THE BLOG
02/25/2016 01:01 pm ET Updated Feb 25, 2017

7 Steps for Suspending Your Presidential Campaign

Mark Makela via Getty Images

Dear GOP candidates,

Congratulations on your rational decision to bow out gracefully. Look on the bright side, this is your moment to shine, baby!

Here are some simple guidelines to help maximize your 15 minutes of fame and stand out from the crowd of other losers.

1) Plan ahead. Schedule your announcement in advance to ensure that it does not conflict with another candidate's departure from the race or the Oscars.

2) Thank your donors. Sure, you've wasted millions upon millions of those wealthy conservatives' money that could have been better spent feeding starving children but at least you have a story to tell.

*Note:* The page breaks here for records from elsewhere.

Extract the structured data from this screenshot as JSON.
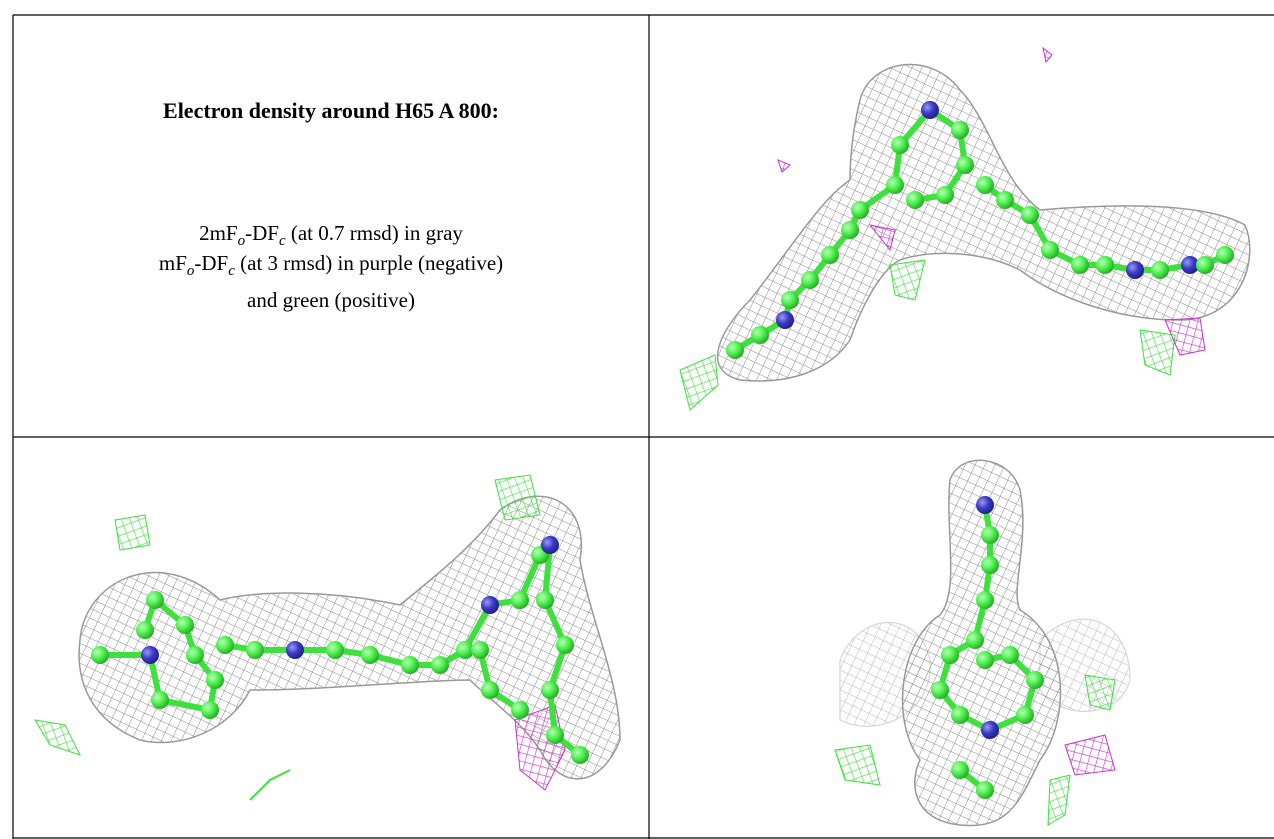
{
  "caption": {
    "title": "Electron density around H65 A 800:",
    "lines": [
      {
        "parts": [
          "2mF",
          "o",
          "-DF",
          "c",
          " (at 0.7 rmsd) in gray"
        ]
      },
      {
        "parts": [
          "mF",
          "o",
          "-DF",
          "c",
          " (at 3 rmsd) in purple (negative)"
        ]
      },
      {
        "parts": [
          "and green (positive)"
        ]
      }
    ]
  }
}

3) Be sure to endorse one of the remaining candidates whom you have spent the past six months strongly campaigning against, endlessly bashing and calling their character into question.

4) Prepare for some much needed exposure. This is your moment in the spotlight to deliver a heartfelt message to America and bash Obama. You might even trend on Twitter. Yes, even you Jeb Bush can dream.

5) Be on your A game. Make sure your fly is up, stay hydrated (Marco Rubio) and keep the racism at bay. SNL doesn't need anymore ammo.

6) Prepare your move to Canada if Trump is elected.

7) And remember, there is always a place for you on the Fox News panel.